Йонас сделал скорбное лицо и вернулся туда, где Питер меланхолично перелистывал комикс.

– Пит Опилками Набит, – окликнул он его. – Кончай киснуть.

– Жарко сегодня, – вздохнул Питер.

– Тебе уже две недели жарко. Особенно по вторникам и субботам.

– Йо-о-он! – завопил Кевин у воды. – У тебя клюе-о-от!

Йонас умчался подсекать и выуживать рыбу. Питер лег в траву, закинув за голову руки, и прикрыл глаза.

Вот уже две недели, как он старался поменьше бывать дома по вторникам и субботам. В эти дни приезжала миссис Донован – и все внутри Питера холодело и переворачивалось. Такое же чувство он испытывал, когда лечил зубы у дантиста: беспомощность, невозможность избежать неприятной процедуры, страх перед болью. Яркая лампа, белоснежные стены и пол, уродливое громоздкое кресло в кабинете добавляли паники. Миссис Донован была страшнее дантиста. Поход к врачу не всегда заканчивался лечением зубов. А визиты тренерши никогда не приносили покоя или удовольствия ни Офелии, ни Питеру. Мальчишка понимал, что ничем не может помочь русалочке, и это заставляло его уходить как можно дальше, когда в саду ставили граммофон и клали рядом пластинку с «Голубым Дунаем».

А еще он боялся Офелии. Неделю он вообще не подходил к пруду и не спускался в нижнюю гостиную. Лишь изредка смотрел на водоем из окна оранжереи. Русалка или плавала у решетки, или не показывалась совсем. Но однажды Питер пришел на любимое место среди цветочных кадок и бесчисленных лиан в то время, в которое обычно приходил играть с Офелией, и увидел ее у бортика. На дорожке лежал позабытый мячик, и русалка покачивалась в воде вверх-вниз как раз напротив него. Она думала, что Питер придет играть. Она ждала его. А он не пришел. Просидел два часа с раскрытой на коленях книгой, но не прочел ни строчки: смотрел на Офелию. Она то ныряла, то снова появлялась на том же месте. Все два часа. Потом Питер не выдержал и ушел в свою комнату.

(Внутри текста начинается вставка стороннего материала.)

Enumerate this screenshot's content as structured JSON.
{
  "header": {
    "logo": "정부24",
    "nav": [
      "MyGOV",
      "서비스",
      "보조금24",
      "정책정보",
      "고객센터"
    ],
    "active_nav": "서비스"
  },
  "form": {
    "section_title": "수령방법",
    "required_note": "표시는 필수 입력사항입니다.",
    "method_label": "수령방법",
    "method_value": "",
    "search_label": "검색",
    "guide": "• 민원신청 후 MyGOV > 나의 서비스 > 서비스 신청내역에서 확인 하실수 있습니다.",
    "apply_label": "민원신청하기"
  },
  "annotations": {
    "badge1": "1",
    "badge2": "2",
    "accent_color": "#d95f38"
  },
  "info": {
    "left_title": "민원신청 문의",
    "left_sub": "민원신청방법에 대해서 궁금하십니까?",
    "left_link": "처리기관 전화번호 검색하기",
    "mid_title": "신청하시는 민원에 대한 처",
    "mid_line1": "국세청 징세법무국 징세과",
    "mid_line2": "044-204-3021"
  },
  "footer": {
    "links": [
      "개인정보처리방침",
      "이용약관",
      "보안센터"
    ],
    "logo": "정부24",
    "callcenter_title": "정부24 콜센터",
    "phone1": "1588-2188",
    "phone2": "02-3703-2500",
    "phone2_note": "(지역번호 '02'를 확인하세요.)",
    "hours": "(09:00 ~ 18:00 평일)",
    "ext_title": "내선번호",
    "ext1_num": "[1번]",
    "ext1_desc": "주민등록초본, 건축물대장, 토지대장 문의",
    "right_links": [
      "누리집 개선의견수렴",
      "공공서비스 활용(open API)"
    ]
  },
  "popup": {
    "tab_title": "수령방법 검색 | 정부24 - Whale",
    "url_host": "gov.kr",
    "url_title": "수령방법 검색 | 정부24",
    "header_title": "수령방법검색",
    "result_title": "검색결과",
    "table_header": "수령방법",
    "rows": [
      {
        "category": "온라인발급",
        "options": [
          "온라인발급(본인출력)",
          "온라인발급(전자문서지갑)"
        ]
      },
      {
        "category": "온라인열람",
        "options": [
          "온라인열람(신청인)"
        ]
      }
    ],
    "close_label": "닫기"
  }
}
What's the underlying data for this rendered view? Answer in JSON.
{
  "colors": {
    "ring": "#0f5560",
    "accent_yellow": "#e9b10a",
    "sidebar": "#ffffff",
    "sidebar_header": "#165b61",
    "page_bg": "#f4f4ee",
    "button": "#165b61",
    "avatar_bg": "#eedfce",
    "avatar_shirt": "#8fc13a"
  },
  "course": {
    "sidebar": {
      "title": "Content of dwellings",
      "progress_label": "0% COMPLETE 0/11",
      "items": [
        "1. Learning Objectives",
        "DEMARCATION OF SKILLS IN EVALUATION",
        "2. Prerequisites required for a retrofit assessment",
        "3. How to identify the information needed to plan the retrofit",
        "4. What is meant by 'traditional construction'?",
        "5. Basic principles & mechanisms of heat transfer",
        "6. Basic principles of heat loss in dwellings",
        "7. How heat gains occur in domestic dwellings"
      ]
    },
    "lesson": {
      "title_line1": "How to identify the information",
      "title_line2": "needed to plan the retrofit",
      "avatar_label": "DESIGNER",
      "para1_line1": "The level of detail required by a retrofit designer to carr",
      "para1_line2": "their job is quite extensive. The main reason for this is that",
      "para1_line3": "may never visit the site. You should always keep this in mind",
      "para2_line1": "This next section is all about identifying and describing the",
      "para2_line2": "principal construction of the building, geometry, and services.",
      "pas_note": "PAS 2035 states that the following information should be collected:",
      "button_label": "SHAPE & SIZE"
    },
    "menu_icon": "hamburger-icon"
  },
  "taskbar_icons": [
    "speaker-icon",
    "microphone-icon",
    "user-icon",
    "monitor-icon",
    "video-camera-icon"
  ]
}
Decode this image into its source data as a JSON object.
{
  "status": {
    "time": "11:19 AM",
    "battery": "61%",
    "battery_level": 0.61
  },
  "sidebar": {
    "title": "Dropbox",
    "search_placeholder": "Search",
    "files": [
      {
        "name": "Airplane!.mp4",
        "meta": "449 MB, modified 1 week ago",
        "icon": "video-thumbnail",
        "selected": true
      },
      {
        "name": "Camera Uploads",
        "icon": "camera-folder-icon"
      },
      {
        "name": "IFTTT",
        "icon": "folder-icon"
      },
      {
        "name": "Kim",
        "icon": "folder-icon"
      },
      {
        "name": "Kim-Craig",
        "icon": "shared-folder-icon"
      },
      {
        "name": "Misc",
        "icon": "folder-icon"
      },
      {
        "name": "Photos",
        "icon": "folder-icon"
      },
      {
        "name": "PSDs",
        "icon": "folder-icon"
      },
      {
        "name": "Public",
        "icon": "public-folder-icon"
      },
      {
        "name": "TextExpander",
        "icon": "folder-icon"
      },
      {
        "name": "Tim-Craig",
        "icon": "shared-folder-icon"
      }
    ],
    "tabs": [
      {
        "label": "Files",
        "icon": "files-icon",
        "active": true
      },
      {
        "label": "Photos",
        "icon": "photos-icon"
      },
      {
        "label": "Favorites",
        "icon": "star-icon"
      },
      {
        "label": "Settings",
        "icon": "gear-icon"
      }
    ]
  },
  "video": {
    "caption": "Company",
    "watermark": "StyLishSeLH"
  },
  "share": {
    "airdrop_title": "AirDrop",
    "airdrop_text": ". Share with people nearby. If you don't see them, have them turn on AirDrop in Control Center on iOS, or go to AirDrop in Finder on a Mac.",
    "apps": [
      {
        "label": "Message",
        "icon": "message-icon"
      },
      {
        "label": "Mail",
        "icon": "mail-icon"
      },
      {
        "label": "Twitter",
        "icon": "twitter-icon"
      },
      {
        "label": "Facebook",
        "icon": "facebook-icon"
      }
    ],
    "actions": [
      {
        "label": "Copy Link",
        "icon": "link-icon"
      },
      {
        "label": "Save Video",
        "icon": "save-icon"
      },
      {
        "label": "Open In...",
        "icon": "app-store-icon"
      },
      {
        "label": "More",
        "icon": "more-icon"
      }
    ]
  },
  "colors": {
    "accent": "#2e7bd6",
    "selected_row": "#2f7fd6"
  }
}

Он ворошил рисунки, изображающие девочку-цветок. Такую красивую, что трудно было вообразить себе что-то более прекрасное. Рассматривал картинки и невольно обращался к памяти ощущений.

Глубина – темная, заполняющая все пространство, стирающая любые понятия о расстоянии. Тишина такая плотная, что кажется, будто Питера завернули в толстый слой ваты. Прикосновение, холодное и мягкое, как ил на дне реки. Волосы, словно развевающиеся на ветру, – белые-белые. И запрокинутое вверх лицо с огромными распахнутыми глазами, в которых живет глубина.

Опасная. Йонас прав, она такая опасная…

«Она убила бы меня, – думал Питер, глядя на проплывающие над старой ивой стада легких облаков. – Она обняла меня, чтобы утопить. Она обнюхивала меня, как рыбу, которую собирается съесть. Я хотел ей только добра, я никогда не пугал ее, а она убила бы меня. Если бы Йонас не распорол ногу секатором и не отвлек ее на свою кровь, меня бы уже не было».